When an individual who is charged with a DUI is also injured during the incident, it is possible that they may need to receive medical attention at the scene. Furthermore, whether or not a person receives that medical care can have an effect on their DUI case, making it important to consult with an Atlanta DUI lawyer about this situation, to determine whether nor not it can be used as a defense.
Medical treatment can hurt an individual’s case if they have been in a car accident, because medical personnel may take their blood samples as a test administered in the course of the medical treatment. The prosecutor, using the power of the court, might attempt to subpoena those medical records later as a way to circumvent the Georgia implied consent statute, which gets complicated in the context of a case involving medical treatment in a hospital.
If someone has been involved in an accident, it complicates things for an officer, because if the individual is not under arrest they cannot be read implied consent in Georgia. When they are receiving medical treatment, it is the primary concern and they cannot exactly be in handcuffs while receiving medical treatment in a hospital or doctor’s office.
Therefore, in many cases if someone receives medical treatment following an accident or other incident and there is a DUI investigation ongoing, or if they are transported to the hospital, the officer will not have an opportunity to ask them to take the state-administered chemical test on their blood, breath, and urine.
The only way the state can obtain the chemical test for their blood is through the hospital records. So receiving medical attention can be helpful, because if the hospital does not administer that test, the officer is unable to read and imply the consent, and the officer is unable to get either a consent or refusal to obtain that information from the individual’s body. Then the state is left without a key piece of evidence in almost every DUI case. That key evidence is either acceptance in a test result or the individual’s refusal and the consciousness of guilt argument that the state will attempt to use later against them because of their refusal.
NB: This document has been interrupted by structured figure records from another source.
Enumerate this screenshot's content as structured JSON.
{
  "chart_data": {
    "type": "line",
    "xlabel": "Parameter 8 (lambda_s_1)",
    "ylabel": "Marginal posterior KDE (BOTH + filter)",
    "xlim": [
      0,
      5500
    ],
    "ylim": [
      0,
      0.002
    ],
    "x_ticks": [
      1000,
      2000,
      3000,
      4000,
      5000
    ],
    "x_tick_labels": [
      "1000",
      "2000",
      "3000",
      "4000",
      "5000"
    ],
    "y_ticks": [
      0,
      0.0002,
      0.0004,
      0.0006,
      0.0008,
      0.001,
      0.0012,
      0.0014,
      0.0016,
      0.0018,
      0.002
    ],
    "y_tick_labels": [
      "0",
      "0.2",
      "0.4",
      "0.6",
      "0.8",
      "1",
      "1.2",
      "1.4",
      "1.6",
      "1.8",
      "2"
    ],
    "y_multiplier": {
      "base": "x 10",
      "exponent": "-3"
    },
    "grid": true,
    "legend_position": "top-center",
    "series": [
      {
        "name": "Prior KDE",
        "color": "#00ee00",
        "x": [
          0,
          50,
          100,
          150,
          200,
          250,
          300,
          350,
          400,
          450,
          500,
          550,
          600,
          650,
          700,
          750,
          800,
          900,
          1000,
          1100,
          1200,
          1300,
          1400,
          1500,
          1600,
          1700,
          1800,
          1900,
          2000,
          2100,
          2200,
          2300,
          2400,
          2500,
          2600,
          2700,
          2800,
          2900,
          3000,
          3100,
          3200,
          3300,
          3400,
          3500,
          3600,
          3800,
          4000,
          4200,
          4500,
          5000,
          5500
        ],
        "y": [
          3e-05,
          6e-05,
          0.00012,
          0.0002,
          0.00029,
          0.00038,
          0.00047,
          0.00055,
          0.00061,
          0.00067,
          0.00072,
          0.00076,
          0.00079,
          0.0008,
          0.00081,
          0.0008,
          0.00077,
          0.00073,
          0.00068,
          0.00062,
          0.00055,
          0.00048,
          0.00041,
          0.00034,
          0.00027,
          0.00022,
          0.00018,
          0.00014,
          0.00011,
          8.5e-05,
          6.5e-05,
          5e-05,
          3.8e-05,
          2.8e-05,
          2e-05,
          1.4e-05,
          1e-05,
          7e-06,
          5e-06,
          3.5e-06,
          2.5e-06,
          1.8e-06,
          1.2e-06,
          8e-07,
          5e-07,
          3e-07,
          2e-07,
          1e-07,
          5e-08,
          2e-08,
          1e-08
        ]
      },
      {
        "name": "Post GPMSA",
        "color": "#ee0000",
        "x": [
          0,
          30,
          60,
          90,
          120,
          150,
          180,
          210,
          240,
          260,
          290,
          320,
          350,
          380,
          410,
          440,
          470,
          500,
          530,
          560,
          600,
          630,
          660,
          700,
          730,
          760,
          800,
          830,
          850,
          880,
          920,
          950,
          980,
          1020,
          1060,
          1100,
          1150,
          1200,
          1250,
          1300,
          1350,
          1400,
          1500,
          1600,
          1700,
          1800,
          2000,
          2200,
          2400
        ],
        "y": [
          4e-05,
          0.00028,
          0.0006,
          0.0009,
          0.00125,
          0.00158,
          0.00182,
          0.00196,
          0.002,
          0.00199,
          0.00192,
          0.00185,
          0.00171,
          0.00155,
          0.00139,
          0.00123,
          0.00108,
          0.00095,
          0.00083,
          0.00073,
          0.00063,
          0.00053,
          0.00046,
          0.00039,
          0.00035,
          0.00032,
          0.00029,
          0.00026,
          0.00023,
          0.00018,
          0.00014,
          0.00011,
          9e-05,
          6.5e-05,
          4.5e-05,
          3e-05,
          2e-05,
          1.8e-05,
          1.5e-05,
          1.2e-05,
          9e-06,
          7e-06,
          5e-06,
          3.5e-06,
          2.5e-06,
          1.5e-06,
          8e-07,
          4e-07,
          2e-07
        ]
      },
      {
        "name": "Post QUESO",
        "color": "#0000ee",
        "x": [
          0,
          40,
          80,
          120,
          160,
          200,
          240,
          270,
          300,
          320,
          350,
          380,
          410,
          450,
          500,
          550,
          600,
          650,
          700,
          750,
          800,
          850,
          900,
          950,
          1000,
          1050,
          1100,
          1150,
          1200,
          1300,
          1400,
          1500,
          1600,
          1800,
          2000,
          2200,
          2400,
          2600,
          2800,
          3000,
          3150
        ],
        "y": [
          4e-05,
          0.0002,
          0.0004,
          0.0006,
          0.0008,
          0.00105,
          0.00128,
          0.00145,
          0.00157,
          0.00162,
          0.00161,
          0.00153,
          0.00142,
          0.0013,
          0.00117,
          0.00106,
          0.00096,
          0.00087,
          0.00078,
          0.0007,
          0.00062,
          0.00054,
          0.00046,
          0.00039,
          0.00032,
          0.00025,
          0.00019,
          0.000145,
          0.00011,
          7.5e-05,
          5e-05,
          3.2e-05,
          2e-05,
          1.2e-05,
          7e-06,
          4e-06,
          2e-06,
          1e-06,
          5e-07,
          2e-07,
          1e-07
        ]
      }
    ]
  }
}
In some cases DUI officers will administer field sobriety tests in lieu of making sure someone is medically sound. If someone needs medical treatment and they are being investigated for DUI, the results of the scientific field sobriety test can be affected. If someone in fact needed medical treatment for injuries to their legs, body, or perhaps their head, and they later get this medical treatment only after the officer failed to ensure they received it, the defense can use the fact that they were injured to discount the value of those scientific field sobriety tests. Those include the horizontal gaze nystagmus test, the walk and turn test, and the one-leg stand test.
If someone is injured, they cannot perform those tests properly. If they cannot walk or stand, the one-leg stand and walk and turn test will be affected. If they received a head injury, it is quite possible that the nystagmus exhibited by their eyes was a result of that head injury and not because of the consumption of alcohol.
It is this failure to qualify the individual medically for these tests which can be used against the officer when they testify at trial, to cast doubt in the juror’s mind. It can create reasonable doubt that the results of those tests were accurate and that the test cannot be relied on as indicative of impairment. If the jurors believe that the individual was not impaired, that often leads to a not guilty verdict.